While we should keep supporting the single command docker compose up
for setting up the development environment to keep the barrier of entry as low as possible, as a power user option it might be a good idea to give an alternative, equally easy way of starting the development environment so that the Django (cd backend && python manage.py runserver
) and Next.js (cd frontend && npm run dev
) backends would be run natively instead of being run inside Docker. This also opens up other options such as running the development backends in native debuggers.
Would prefer a single command setup with no other steps still, be it npm run dev
, python cli.py dev
, ./start-dev.sh
or whatever.
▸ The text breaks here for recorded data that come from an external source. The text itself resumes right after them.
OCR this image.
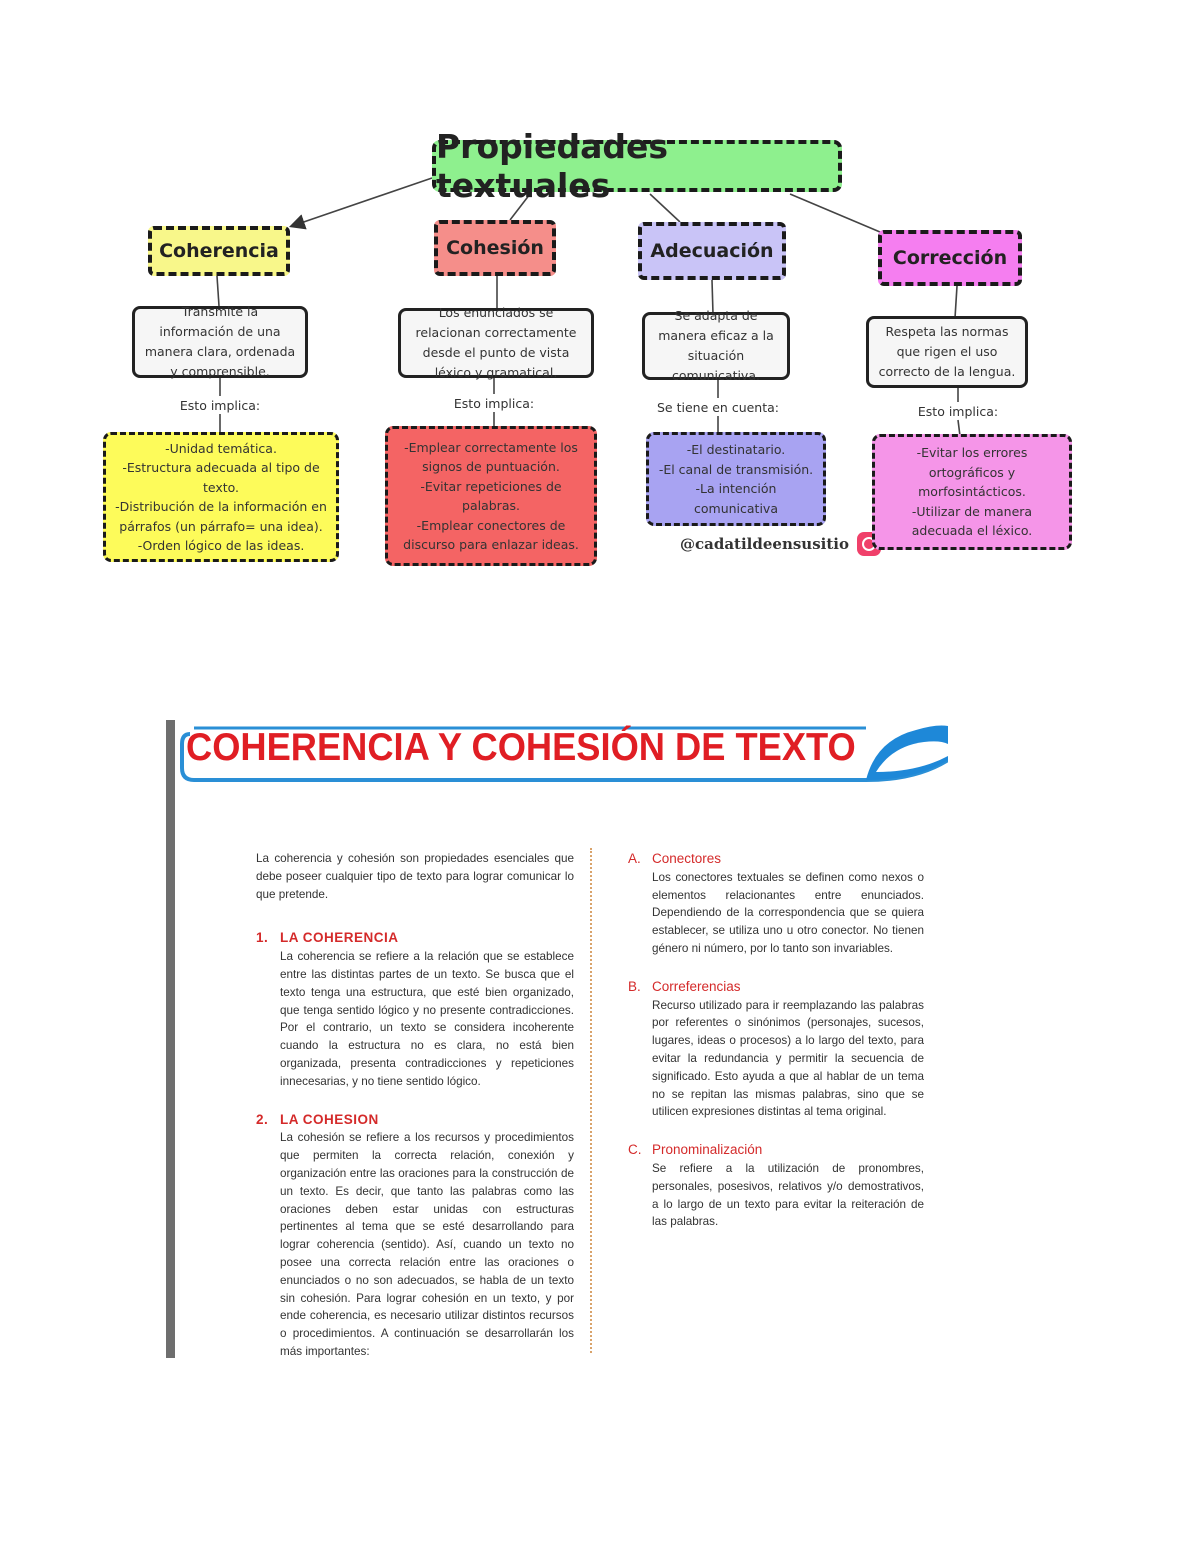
Propiedades textuales
Coherencia
Transmite la información de una manera clara, ordenada y comprensible.
Esto implica:
-Unidad temática.
-Estructura adecuada al tipo de texto.
-Distribución de la información en párrafos (un párrafo= una idea).
-Orden lógico de las ideas.
Cohesión
Los enunciados se relacionan correctamente desde el punto de vista léxico y gramatical.
Esto implica:
-Emplear correctamente los signos de puntuación.
-Evitar repeticiones de palabras.
-Emplear conectores de discurso para enlazar ideas.
Adecuación
Se adapta de manera eficaz a la situación comunicativa.
Se tiene en cuenta:
-El destinatario.
-El canal de transmisión.
-La intención comunicativa
@cadatildeensusitio
Corrección
Respeta las normas que rigen el uso correcto de la lengua.
Esto implica:
-Evitar los errores ortográficos y morfosintácticos.
-Utilizar de manera adecuada el léxico.
COHERENCIA Y COHESIÓN DE TEXTO

La coherencia y cohesión son propiedades esenciales que debe poseer cualquier tipo de texto para lograr comunicar lo que pretende.

1. LA COHERENCIA

La coherencia se refiere a la relación que se establece entre las distintas partes de un texto. Se busca que el texto tenga una estructura, que esté bien organizado, que tenga sentido lógico y no presente contradicciones. Por el contrario, un texto se considera incoherente cuando la estructura no es clara, no está bien organizada, presenta contradicciones y repeticiones innecesarias, y no tiene sentido lógico.

2. LA COHESION

La cohesión se refiere a los recursos y procedimientos que permiten la correcta relación, conexión y organización entre las oraciones para la construcción de un texto. Es decir, que tanto las palabras como las oraciones deben estar unidas con estructuras pertinentes al tema que se esté desarrollando para lograr coherencia (sentido). Así, cuando un texto no posee una correcta relación entre las oraciones o enunciados o no son adecuados, se habla de un texto sin cohesión. Para lograr cohesión en un texto, y por ende coherencia, es necesario utilizar distintos recursos o procedimientos. A continuación se desarrollarán los más importantes:

A. Conectores

Los conectores textuales se definen como nexos o elementos relacionantes entre enunciados. Dependiendo de la correspondencia que se quiera establecer, se utiliza uno u otro conector. No tienen género ni número, por lo tanto son invariables.

B. Correferencias

Recurso utilizado para ir reemplazando las palabras por referentes o sinónimos (personajes, sucesos, lugares, ideas o procesos) a lo largo del texto, para evitar la redundancia y permitir la secuencia de significado. Esto ayuda a que al hablar de un tema no se repitan las mismas palabras, sino que se utilicen expresiones distintas al tema original.

C. Pronominalización

Se refiere a la utilización de pronombres, personales, posesivos, relativos y/o demostrativos, a lo largo de un texto para evitar la reiteración de las palabras.
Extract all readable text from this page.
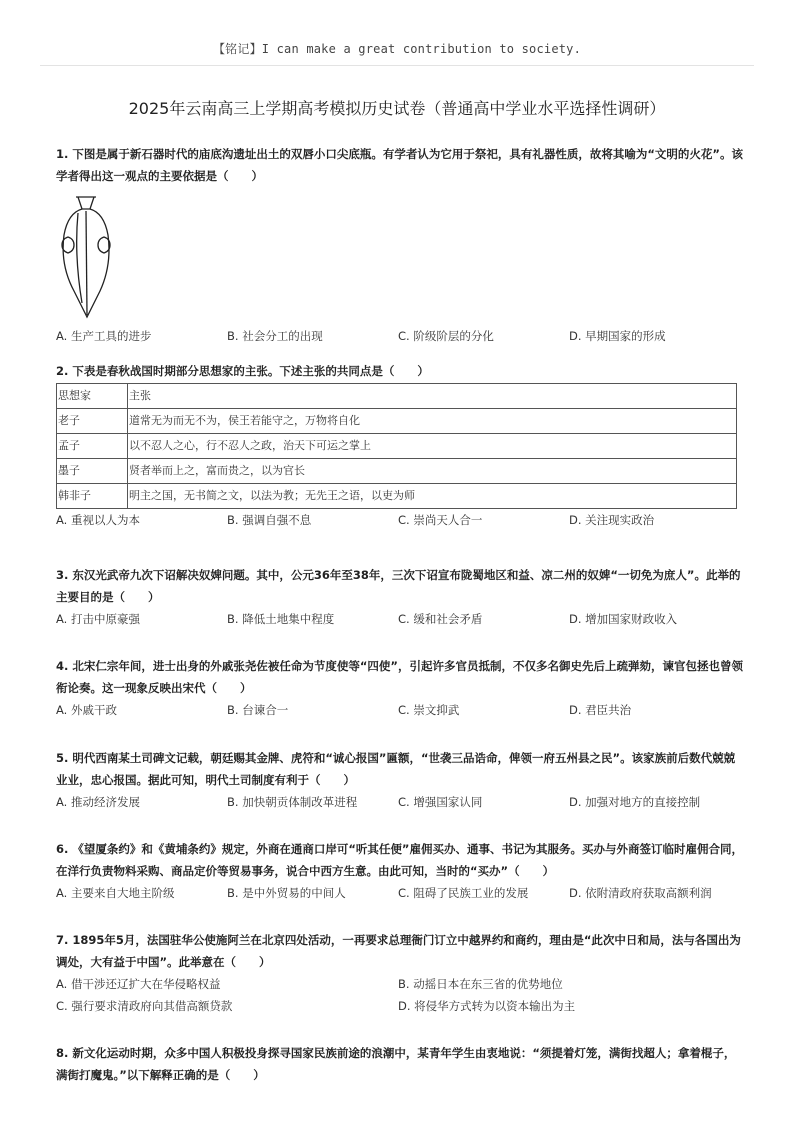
【铭记】I can make a great contribution to society.
2025年云南高三上学期高考模拟历史试卷（普通高中学业水平选择性调研）
1. 下图是属于新石器时代的庙底沟遗址出土的双唇小口尖底瓶。有学者认为它用于祭祀，具有礼器性质，故将其喻为“文明的火花”。该学者得出这一观点的主要依据是（　　）
A. 生产工具的进步	B. 社会分工的出现	C. 阶级阶层的分化	D. 早期国家的形成
2. 下表是春秋战国时期部分思想家的主张。下述主张的共同点是（　　）
思想家	主张
老子	道常无为而无不为，侯王若能守之，万物将自化
孟子	以不忍人之心，行不忍人之政，治天下可运之掌上
墨子	贤者举而上之，富而贵之，以为官长
韩非子	明主之国，无书简之文，以法为教；无先王之语，以吏为师
A. 重视以人为本	B. 强调自强不息	C. 崇尚天人合一	D. 关注现实政治
3. 东汉光武帝九次下诏解决奴婢问题。其中，公元36年至38年，三次下诏宣布陇蜀地区和益、凉二州的奴婢“一切免为庶人”。此举的主要目的是（　　）
A. 打击中原豪强	B. 降低土地集中程度	C. 缓和社会矛盾	D. 增加国家财政收入
4. 北宋仁宗年间，进士出身的外戚张尧佐被任命为节度使等“四使”，引起许多官员抵制，不仅多名御史先后上疏弹劾，谏官包拯也曾领衔论奏。这一现象反映出宋代（　　）
A. 外戚干政	B. 台谏合一	C. 崇文抑武	D. 君臣共治
5. 明代西南某土司碑文记载，朝廷赐其金牌、虎符和“诚心报国”匾额，“世袭三品诰命，俾领一府五州县之民”。该家族前后数代兢兢业业，忠心报国。据此可知，明代土司制度有利于（　　）
A. 推动经济发展	B. 加快朝贡体制改革进程	C. 增强国家认同	D. 加强对地方的直接控制
6. 《望厦条约》和《黄埔条约》规定，外商在通商口岸可“听其任便”雇佣买办、通事、书记为其服务。买办与外商签订临时雇佣合同，在洋行负责物料采购、商品定价等贸易事务，说合中西方生意。由此可知，当时的“买办”（　　）
A. 主要来自大地主阶级	B. 是中外贸易的中间人	C. 阻碍了民族工业的发展	D. 依附清政府获取高额利润
7. 1895年5月，法国驻华公使施阿兰在北京四处活动，一再要求总理衙门订立中越界约和商约，理由是“此次中日和局，法与各国出为调处，大有益于中国”。此举意在（　　）
A. 借干涉还辽扩大在华侵略权益	B. 动摇日本在东三省的优势地位
C. 强行要求清政府向其借高额贷款	D. 将侵华方式转为以资本输出为主
8. 新文化运动时期，众多中国人积极投身探寻国家民族前途的浪潮中，某青年学生由衷地说：“须提着灯笼，满街找超人；拿着棍子，满街打魔鬼。”以下解释正确的是（　　）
As this is a power user option, I'd say we need not necessarily support non-WSL2 Windows for this, so making it work on systems having bash
is sufficient.
Both backends require some environment variables to be set. Preferably we would still have a single source of truth for these, be it docker-compose.yml
or .env
files or similar.
Nobody wants to set up their own development Postgres, Redis and Minio, so those should come from within Docker Compose still. Note that minio
is currently setup as network_mode: container:backend
, so if backend
is not running, minio
will fail. An ugly but functional workaround would be to setup backend
and frontend
as network_mode: container:minio
and move the ports:
declaration there.
As prior art and benchmark, Outline's recommended way of development is setting up an .env
file from .env.sample
and then running make up
that runs yarn install
, setups the databases etc. in Docker Compose and starts the actual development server natively. We should have no need for the separate env file step and I'm not fond of Make (esp. macOS having BSD Make and Linux having GNU Make by default) but otherwise I think it's a reasonably well packaged development environment.
Food for further thought: How about other ways of running the local development environment? Dev Containers, possibly supporting GitHub Codespaces? skaffold dev
with changed file sync on Kubernetes? We should only offer a limited number of options for which we can reasonably expect there to be actual users, but we should not constrain ourselves to what we currently have and have thought of.